Rare Gall found on Tormentil at Stoer
On 22nd July 2021, we carried out our annual survey of the plant-life on five sites within the 1 km square which straddles the start of the Stoer Peat Track (NC0429). This is a local contribution to the National Plant Monitoring Scheme, which we have been doing since 2016. It requires close scrutiny of small, previously-defined, strips or squares of habitat, to estimate the current abundance of all species found.
Site 2 is a 10 x 10m square of grassland on an old shieling at the foot of a crag at NC047293 (photo 1), which we survey on our hands and knees. Some 40 species have so far been listed from this site. One of the more conspicuous is tormentil Potentilla erecta, with its four-petalled yellow flowers. However, a particular example of this familiar plant caught the eye, since it had a row of neat swellings along its prostrate stem, each about 2mm across (photo 2).
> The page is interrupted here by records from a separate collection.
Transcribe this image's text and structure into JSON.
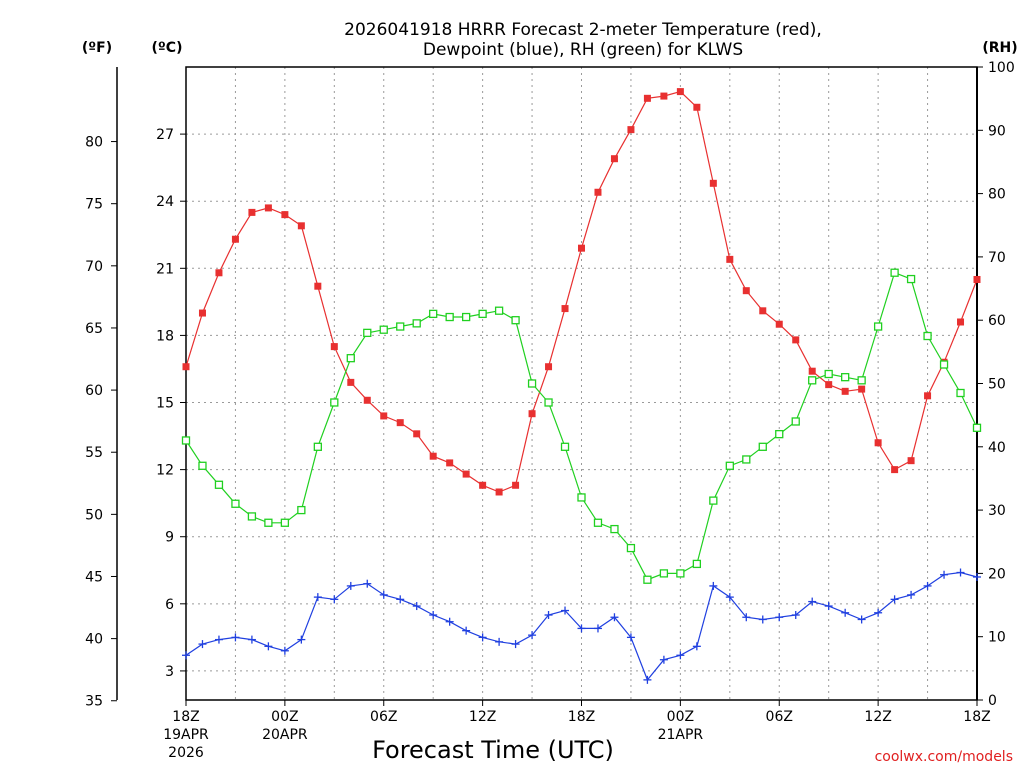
{
  "chart_data": {
    "type": "line",
    "title_line1": "2026041918 HRRR Forecast 2-meter Temperature (red),",
    "title_line2": "Dewpoint (blue), RH (green) for KLWS",
    "units": {
      "fahrenheit": "(ºF)",
      "celsius": "(ºC)",
      "rh": "(RH)"
    },
    "xlabel": "Forecast Time (UTC)",
    "credit": "coolwx.com/models",
    "x_hours_range": [
      0,
      48
    ],
    "x_ticks": [
      {
        "hour": 0,
        "lines": [
          "18Z",
          "19APR",
          "2026"
        ]
      },
      {
        "hour": 6,
        "lines": [
          "00Z",
          "20APR"
        ]
      },
      {
        "hour": 12,
        "lines": [
          "06Z"
        ]
      },
      {
        "hour": 18,
        "lines": [
          "12Z"
        ]
      },
      {
        "hour": 24,
        "lines": [
          "18Z"
        ]
      },
      {
        "hour": 30,
        "lines": [
          "00Z",
          "21APR"
        ]
      },
      {
        "hour": 36,
        "lines": [
          "06Z"
        ]
      },
      {
        "hour": 42,
        "lines": [
          "12Z"
        ]
      },
      {
        "hour": 48,
        "lines": [
          "18Z"
        ]
      }
    ],
    "celsius_range": [
      1.7,
      30.0
    ],
    "celsius_ticks": [
      3,
      6,
      9,
      12,
      15,
      18,
      21,
      24,
      27
    ],
    "fahrenheit_ticks": [
      35,
      40,
      45,
      50,
      55,
      60,
      65,
      70,
      75,
      80
    ],
    "rh_range": [
      0,
      100
    ],
    "rh_ticks": [
      0,
      10,
      20,
      30,
      40,
      50,
      60,
      70,
      80,
      90,
      100
    ],
    "series": [
      {
        "name": "2-meter Temperature",
        "axis": "celsius",
        "color": "#e83030",
        "marker": "filled-square",
        "values": [
          16.6,
          19.0,
          20.8,
          22.3,
          23.5,
          23.7,
          23.4,
          22.9,
          20.2,
          17.5,
          15.9,
          15.1,
          14.4,
          14.1,
          13.6,
          12.6,
          12.3,
          11.8,
          11.3,
          11.0,
          11.3,
          14.5,
          16.6,
          19.2,
          21.9,
          24.4,
          25.9,
          27.2,
          28.6,
          28.7,
          28.9,
          28.2,
          24.8,
          21.4,
          20.0,
          19.1,
          18.5,
          17.8,
          16.4,
          15.8,
          15.5,
          15.6,
          13.2,
          12.0,
          12.4,
          15.3,
          16.8,
          18.6,
          20.5
        ]
      },
      {
        "name": "Dewpoint",
        "axis": "celsius",
        "color": "#2040e0",
        "marker": "plus",
        "values": [
          3.7,
          4.2,
          4.4,
          4.5,
          4.4,
          4.1,
          3.9,
          4.4,
          6.3,
          6.2,
          6.8,
          6.9,
          6.4,
          6.2,
          5.9,
          5.5,
          5.2,
          4.8,
          4.5,
          4.3,
          4.2,
          4.6,
          5.5,
          5.7,
          4.9,
          4.9,
          5.4,
          4.5,
          2.6,
          3.5,
          3.7,
          4.1,
          6.8,
          6.3,
          5.4,
          5.3,
          5.4,
          5.5,
          6.1,
          5.9,
          5.6,
          5.3,
          5.6,
          6.2,
          6.4,
          6.8,
          7.3,
          7.4,
          7.2
        ]
      },
      {
        "name": "RH",
        "axis": "rh",
        "color": "#20d020",
        "marker": "open-square",
        "values": [
          41,
          37,
          34,
          31,
          29,
          28,
          28,
          30,
          40,
          47,
          54,
          58,
          58.5,
          59,
          59.5,
          61,
          60.5,
          60.5,
          61,
          61.5,
          60,
          50,
          47,
          40,
          32,
          28,
          27,
          24,
          19,
          20,
          20,
          21.5,
          31.5,
          37,
          38,
          40,
          42,
          44,
          50.5,
          51.5,
          51,
          50.5,
          59,
          67.5,
          66.5,
          57.5,
          53,
          48.5,
          43
        ]
      }
    ]
  }
}
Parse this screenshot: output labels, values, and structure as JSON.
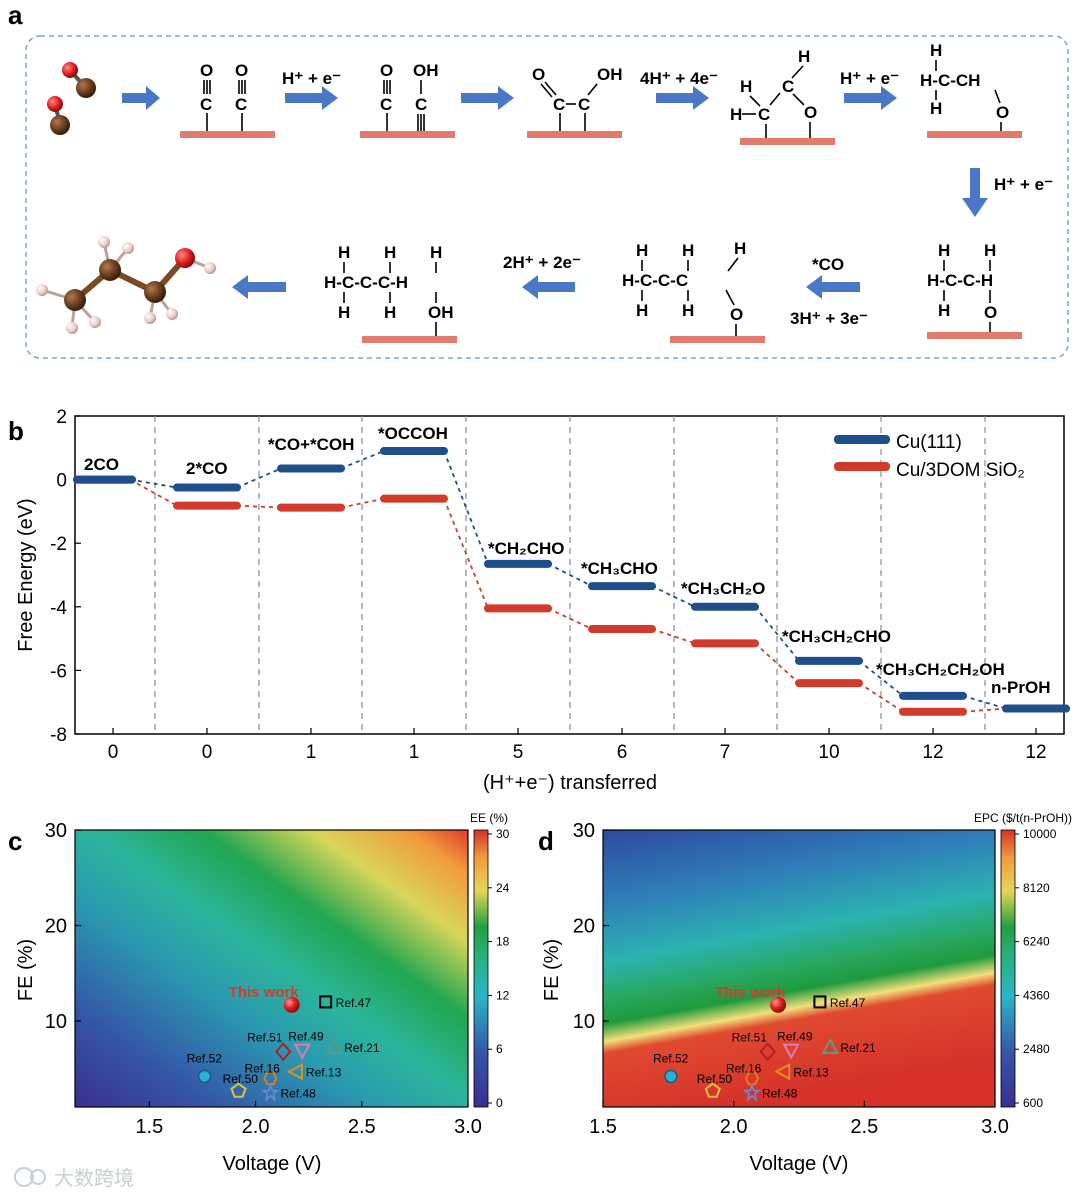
{
  "panel_labels": {
    "a": "a",
    "b": "b",
    "c": "c",
    "d": "d"
  },
  "colors": {
    "arrow": "#4a78c6",
    "surface": "#e27a6e",
    "cu111": "#1f4e8c",
    "cu3dom": "#d23a2b",
    "oxygen": "#e02020",
    "carbon": "#6b3e1e",
    "hydrogen": "#e8c8c4",
    "panel_border": "#7ea2cf"
  },
  "scheme": {
    "steps": {
      "s1": "H⁺ + e⁻",
      "s2": "4H⁺ + 4e⁻",
      "s3": "H⁺ + e⁻",
      "s4": "H⁺ + e⁻",
      "s5a": "*CO",
      "s5b": "3H⁺ + 3e⁻",
      "s6": "2H⁺ + 2e⁻"
    }
  },
  "chart_data": [
    {
      "type": "line",
      "panel": "b",
      "title": "",
      "xlabel": "(H⁺+e⁻) transferred",
      "ylabel": "Free Energy (eV)",
      "ylim": [
        -8,
        2
      ],
      "yticks": [
        "2",
        "0",
        "-2",
        "-4",
        "-6",
        "-8"
      ],
      "categories": [
        "0",
        "0",
        "1",
        "1",
        "5",
        "6",
        "7",
        "10",
        "12",
        "12"
      ],
      "species": [
        "2CO",
        "2*CO",
        "*CO+*COH",
        "*OCCOH",
        "*CH₂CHO",
        "*CH₃CHO",
        "*CH₃CH₂O",
        "*CH₃CH₂CHO",
        "*CH₃CH₂CH₂OH",
        "n-PrOH"
      ],
      "series": [
        {
          "name": "Cu(111)",
          "values": [
            0,
            -0.25,
            0.35,
            0.9,
            -2.65,
            -3.35,
            -4.0,
            -5.7,
            -6.8,
            -7.2
          ]
        },
        {
          "name": "Cu/3DOM SiO₂",
          "values": [
            0,
            -0.82,
            -0.88,
            -0.6,
            -4.05,
            -4.7,
            -5.15,
            -6.4,
            -7.3,
            -7.2
          ]
        }
      ]
    },
    {
      "type": "heatmap",
      "panel": "c",
      "xlabel": "Voltage (V)",
      "ylabel": "FE (%)",
      "xlim": [
        1.15,
        3.0
      ],
      "ylim": [
        1,
        30
      ],
      "xticks": [
        "1.5",
        "2.0",
        "2.5",
        "3.0"
      ],
      "yticks": [
        "30",
        "20",
        "10"
      ],
      "colorbar_title": "EE (%)",
      "colorbar_ticks": [
        "30",
        "24",
        "18",
        "12",
        "6",
        "0"
      ],
      "points": [
        {
          "label": "This work",
          "x": 2.17,
          "y": 11.7,
          "marker": "sphere-red"
        },
        {
          "label": "Ref.47",
          "x": 2.33,
          "y": 12.0,
          "marker": "square"
        },
        {
          "label": "Ref.51",
          "x": 2.13,
          "y": 6.8,
          "marker": "diamond"
        },
        {
          "label": "Ref.49",
          "x": 2.22,
          "y": 6.9,
          "marker": "triangle-down"
        },
        {
          "label": "Ref.21",
          "x": 2.37,
          "y": 7.3,
          "marker": "triangle-up"
        },
        {
          "label": "Ref.52",
          "x": 1.76,
          "y": 4.2,
          "marker": "circle-cyan"
        },
        {
          "label": "Ref.16",
          "x": 2.07,
          "y": 4.0,
          "marker": "hexagon"
        },
        {
          "label": "Ref.13",
          "x": 2.19,
          "y": 4.7,
          "marker": "triangle-left"
        },
        {
          "label": "Ref.50",
          "x": 1.92,
          "y": 2.7,
          "marker": "pentagon"
        },
        {
          "label": "Ref.48",
          "x": 2.07,
          "y": 2.5,
          "marker": "star"
        }
      ]
    },
    {
      "type": "heatmap",
      "panel": "d",
      "xlabel": "Voltage (V)",
      "ylabel": "FE (%)",
      "xlim": [
        1.5,
        3.0
      ],
      "ylim": [
        1,
        30
      ],
      "xticks": [
        "1.5",
        "2.0",
        "2.5",
        "3.0"
      ],
      "yticks": [
        "30",
        "20",
        "10"
      ],
      "colorbar_title": "EPC ($/t(n-PrOH))",
      "colorbar_ticks": [
        "10000",
        "8120",
        "6240",
        "4360",
        "2480",
        "600"
      ],
      "points": [
        {
          "label": "This work",
          "x": 2.17,
          "y": 11.7,
          "marker": "sphere-red"
        },
        {
          "label": "Ref.47",
          "x": 2.33,
          "y": 12.0,
          "marker": "square"
        },
        {
          "label": "Ref.51",
          "x": 2.13,
          "y": 6.8,
          "marker": "diamond"
        },
        {
          "label": "Ref.49",
          "x": 2.22,
          "y": 6.9,
          "marker": "triangle-down"
        },
        {
          "label": "Ref.21",
          "x": 2.37,
          "y": 7.3,
          "marker": "triangle-up"
        },
        {
          "label": "Ref.52",
          "x": 1.76,
          "y": 4.2,
          "marker": "circle-cyan"
        },
        {
          "label": "Ref.16",
          "x": 2.07,
          "y": 4.0,
          "marker": "hexagon"
        },
        {
          "label": "Ref.13",
          "x": 2.19,
          "y": 4.7,
          "marker": "triangle-left"
        },
        {
          "label": "Ref.50",
          "x": 1.92,
          "y": 2.7,
          "marker": "pentagon"
        },
        {
          "label": "Ref.48",
          "x": 2.07,
          "y": 2.5,
          "marker": "star"
        }
      ]
    }
  ],
  "watermark": "大数跨境"
}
Closer inspection suggested that these might be galls, possibly ones caused by the gall wasp Xestophanes brevitarsis, which is specific to this host. Dr Margaret Redfern of the British Plant Gall Society was able to confirm our provisional identification from the photograph. Only 20 records of this species are mapped on NBN (National Biodiversity Network) for the whole of the British Isles. Just two of these are from Highland Scotland, neither in the north-west, so a good find.